Assessment of the Impact of Flavoring on the Nutritional Content of Potato Chips
This study investigated the effect of flavoring on the nutritional values of the potato chips.
A comparative analysis of six different flavors of potato chips was performed to understand the differences
in their total fat, sodium, carbohydrate, crude fiber, cholesterol, protein content and fatty acid
(FA) profiles. Our results showed that there was a significant difference in the proximate content
among the various flavors of the chips analyzed.
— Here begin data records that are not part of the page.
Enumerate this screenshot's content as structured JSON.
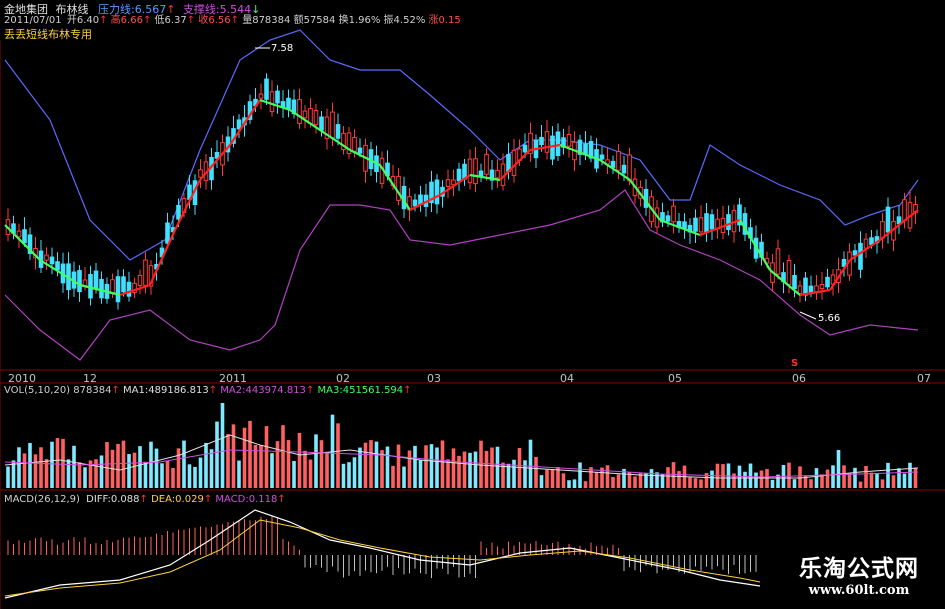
{
  "header": {
    "stock_name": "金地集团",
    "indicator_name": "布林线",
    "resistance_label": "压力线:",
    "resistance_value": "6.567",
    "support_label": "支撑线:",
    "support_value": "5.544",
    "up_arrow": "↑",
    "down_arrow": "↓",
    "date": "2011/07/01",
    "open_label": "开",
    "open_value": "6.40",
    "high_label": "高",
    "high_value": "6.66",
    "low_label": "低",
    "low_value": "6.37",
    "close_label": "收",
    "close_value": "6.56",
    "volume_label": "量",
    "volume_value": "878384",
    "amount_label": "额",
    "amount_value": "57584",
    "turnover_label": "换",
    "turnover_value": "1.96%",
    "amplitude_label": "振",
    "amplitude_value": "4.52%",
    "streak_label": "涨",
    "streak_value": "0.15",
    "formula_name": "丢丢短线布林专用"
  },
  "annotations": {
    "high_mark": "7.58",
    "low_mark": "5.66",
    "event_marker": "S"
  },
  "time_axis": [
    "2010",
    "12",
    "2011",
    "02",
    "03",
    "04",
    "05",
    "06",
    "07"
  ],
  "vol_panel": {
    "title": "VOL(5,10,20)",
    "value": "878384",
    "ma1_label": "MA1:",
    "ma1_value": "489186.813",
    "ma2_label": "MA2:",
    "ma2_value": "443974.813",
    "ma3_label": "MA3:",
    "ma3_value": "451561.594"
  },
  "macd_panel": {
    "title": "MACD(26,12,9)",
    "diff_label": "DIFF:",
    "diff_value": "0.088",
    "dea_label": "DEA:",
    "dea_value": "0.029",
    "macd_label": "MACD:",
    "macd_value": "0.118"
  },
  "watermark": {
    "title": "乐淘公式网",
    "url": "www.60lt.com"
  },
  "colors": {
    "up": "#ff3c3c",
    "down": "#40e0ff",
    "upper_band": "#5a6aff",
    "lower_band": "#b040c0",
    "mid_up": "#ff2020",
    "mid_down": "#40ff60",
    "panel_border": "#8b0000",
    "vol_up": "#ff6060",
    "vol_down": "#80e8ff"
  }
}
The sodium, moisture and FA contents varied significantly
and also influenced the energy yield of potato chips. Palmitic acid (4-7.4%), stearic acid
(3.4-3.8%), linoleic acid (56.2-59.4%) and oleic acid (28.4-30.4%) were the most significant FAs. The
different flavors of the chips showed high content of unsaturated fatty acids. On comparing the individual FAs from the
potato chips samples with different vegetable oils, no similarity with single oil could be found. The pattern of the FA
composition clearly indicated the use of a combination of sunflower oil, soybean oil and corn oil as the major components
of the oil used for frying these chips. It can be concluded that both sodium and FA play an important role in imparting flavor
and taste to potato chips.
Keywords: Chips, fatty acid profile, flavor, potato, nutrition, sodium, GC-FID.